Carta d’identità elettronica: rinnovo a vita per chi ha più di 70 anni
Tra le novità introdotte negli ultimi giorni c’è anche una misura destinata agli anziani.
Dal 30 luglio 2026, la Carta d’Identità Elettronica rilasciata a chi ha già compiuto 70 anni al momento della richiesta avrà durata illimitata.
La disposizione riguarda esclusivamente i documenti emessi dal 30 luglio 2026 in avanti.
Non si applica quindi:
- alle carte già in corso di validità;
- ai rinnovi effettuati prima di tale data.
Chi possiede già una CIE continuerà ad utilizzarla fino alla sua naturale scadenza e potrà ottenere il documento senza termine di validità solo al successivo rinnovo.
Perché è stato introdotto il rinnovo illimitato
La misura punta a semplificare gli adempimenti per le persone anziane, evitando loro di dover rinnovare periodicamente il documento.

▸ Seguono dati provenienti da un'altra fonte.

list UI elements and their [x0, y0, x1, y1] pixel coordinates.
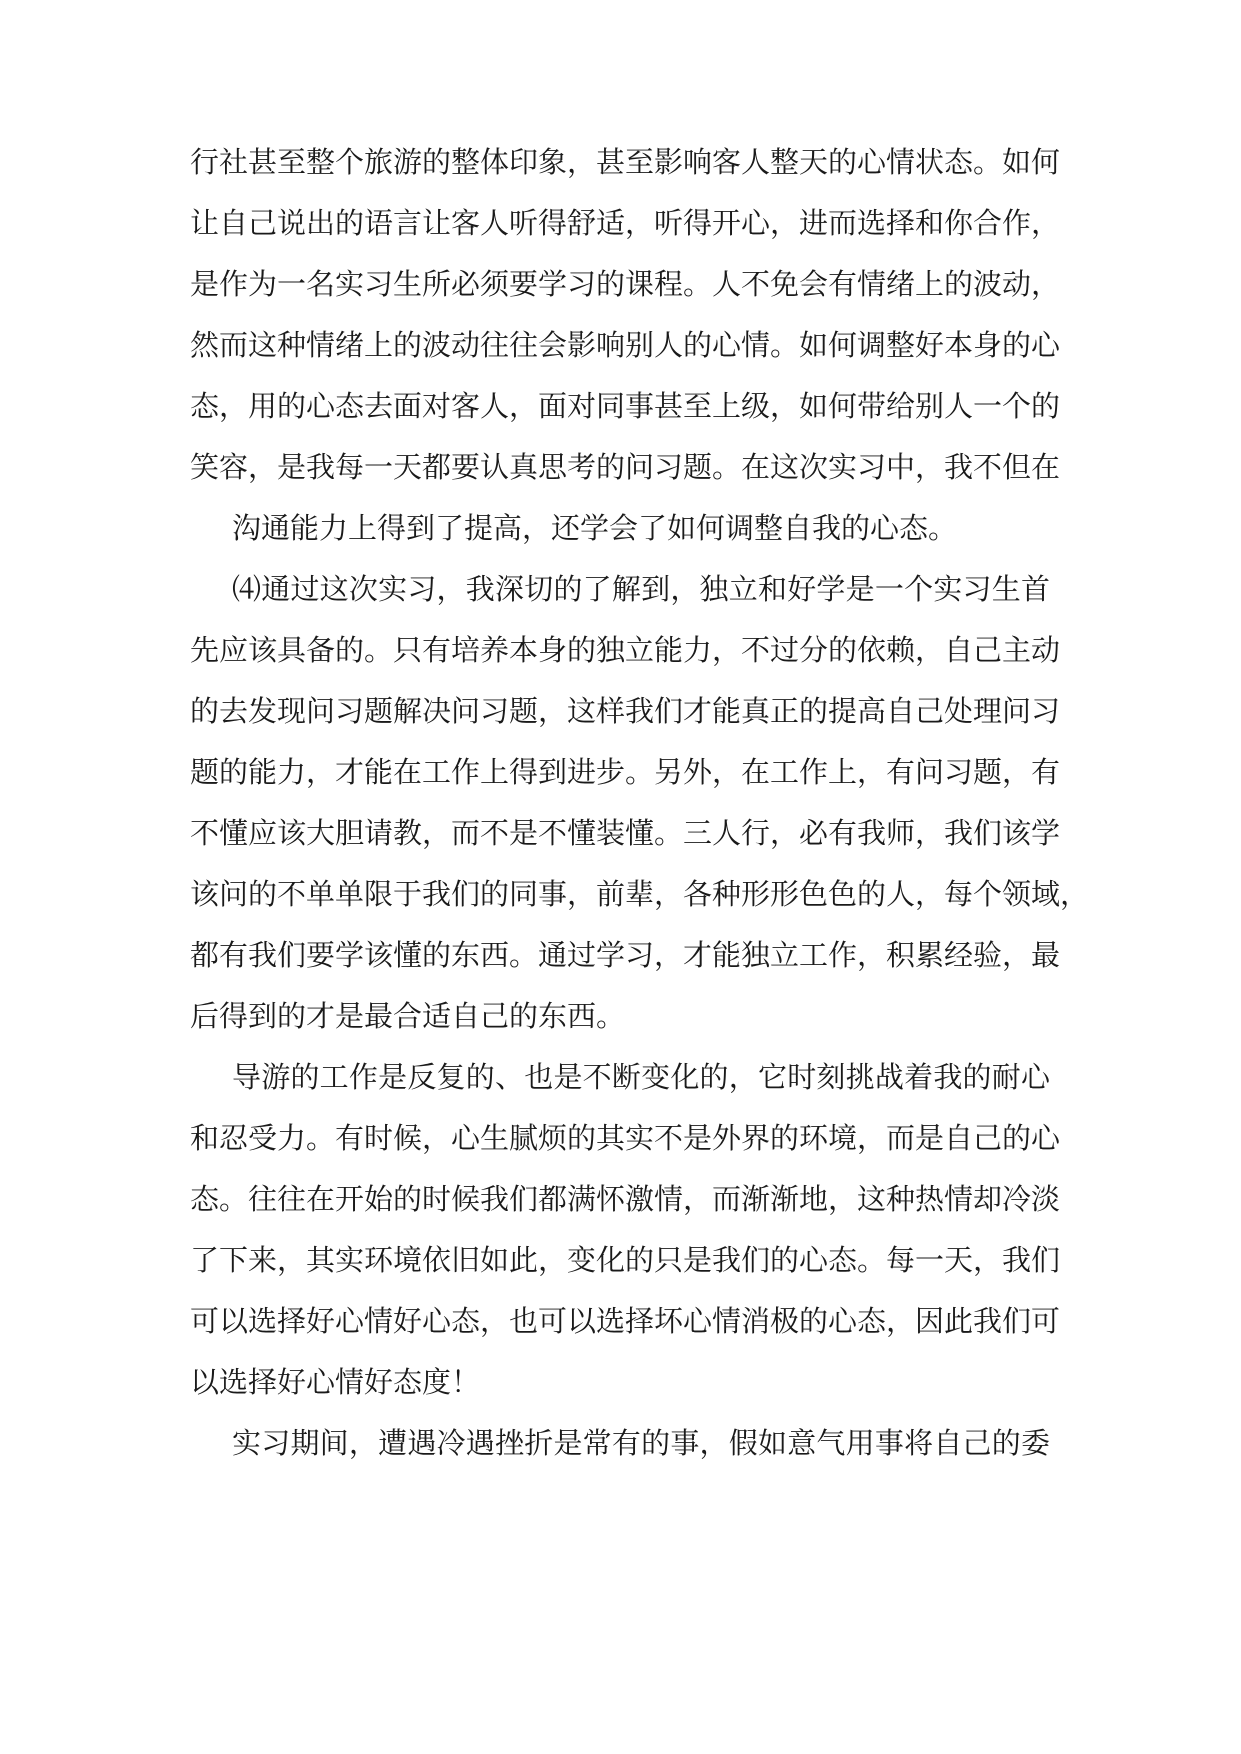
paragraph-start-line: 实习期间，遭遇冷遇挫折是常有的事，假如意气用事将自己的委 [232, 1426, 1050, 1460]
text-line: 以选择好心情好态度！ [190, 1365, 481, 1399]
text-line: 行社甚至整个旅游的整体印象，甚至影响客人整天的心情状态。如何 [190, 145, 1061, 179]
text-line: 不懂应该大胆请教，而不是不懂装懂。三人行，必有我师，我们该学 [190, 816, 1061, 850]
paragraph-start-line: ⑷通过这次实习，我深切的了解到，独立和好学是一个实习生首 [232, 572, 1050, 606]
text-line: 该问的不单单限于我们的同事，前辈，各种形形色色的人，每个领域， [190, 877, 1090, 911]
text-line: 可以选择好心情好心态，也可以选择坏心情消极的心态，因此我们可 [190, 1304, 1061, 1338]
text-line: 和忍受力。有时候，心生腻烦的其实不是外界的环境，而是自己的心 [190, 1121, 1061, 1155]
text-line: 沟通能力上得到了提高，还学会了如何调整自我的心态。 [232, 511, 958, 545]
text-line: 是作为一名实习生所必须要学习的课程。人不免会有情绪上的波动， [190, 267, 1061, 301]
text-line: 然而这种情绪上的波动往往会影响别人的心情。如何调整好本身的心 [190, 328, 1061, 362]
paragraph-start-line: 导游的工作是反复的、也是不断变化的，它时刻挑战着我的耐心 [232, 1060, 1050, 1094]
text-line: 后得到的才是最合适自己的东西。 [190, 999, 626, 1033]
text-line: 题的能力，才能在工作上得到进步。另外，在工作上，有问习题，有 [190, 755, 1061, 789]
text-line: 都有我们要学该懂的东西。通过学习，才能独立工作，积累经验，最 [190, 938, 1061, 972]
text-line: 态，用的心态去面对客人，面对同事甚至上级，如何带给别人一个的 [190, 389, 1061, 423]
text-line: 让自己说出的语言让客人听得舒适，听得开心，进而选择和你合作， [190, 206, 1061, 240]
text-line: 态。往往在开始的时候我们都满怀激情，而渐渐地，这种热情却冷淡 [190, 1182, 1061, 1216]
text-line: 了下来，其实环境依旧如此，变化的只是我们的心态。每一天，我们 [190, 1243, 1061, 1277]
text-line: 笑容，是我每一天都要认真思考的问习题。在这次实习中，我不但在 [190, 450, 1061, 484]
text-line: 的去发现问习题解决问习题，这样我们才能真正的提高自己处理问习 [190, 694, 1061, 728]
text-line: 先应该具备的。只有培养本身的独立能力，不过分的依赖，自己主动 [190, 633, 1061, 667]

Secondo le motivazioni del Governo, l’intervento consente di:
- ridurre gli adempimenti burocratici;
- limitare gli spostamenti degli anziani verso gli uffici comunali;
- diminuire i costi amministrativi;
- alleggerire il carico di lavoro degli sportelli anagrafici.
In sintesi
Le nuove regole distinguono chiaramente tra l’utilizzo della carta d’identità in Italia e quello all’estero.
| Situazione | Carta cartacea |
|---|---|
| Viaggi all’estero | ❌ Non valida dal 3 agosto 2026 |
| Identificazione in Italia | ✅ Valida fino al 31 gennaio 2027 |
| Servizi della PA e banche | ✅ Utilizzabile fino al 31 gennaio 2027 |
| Documento provvisorio urgente | ✅ Valido per l’espatrio (con possibili limitazioni nei singoli Paesi) |
Per chi ha in programma una vacanza o un viaggio di lavoro fuori dall’Italia è quindi opportuno verificare subito il tipo di documento posseduto, così da evitare inconvenienti al momento della partenza.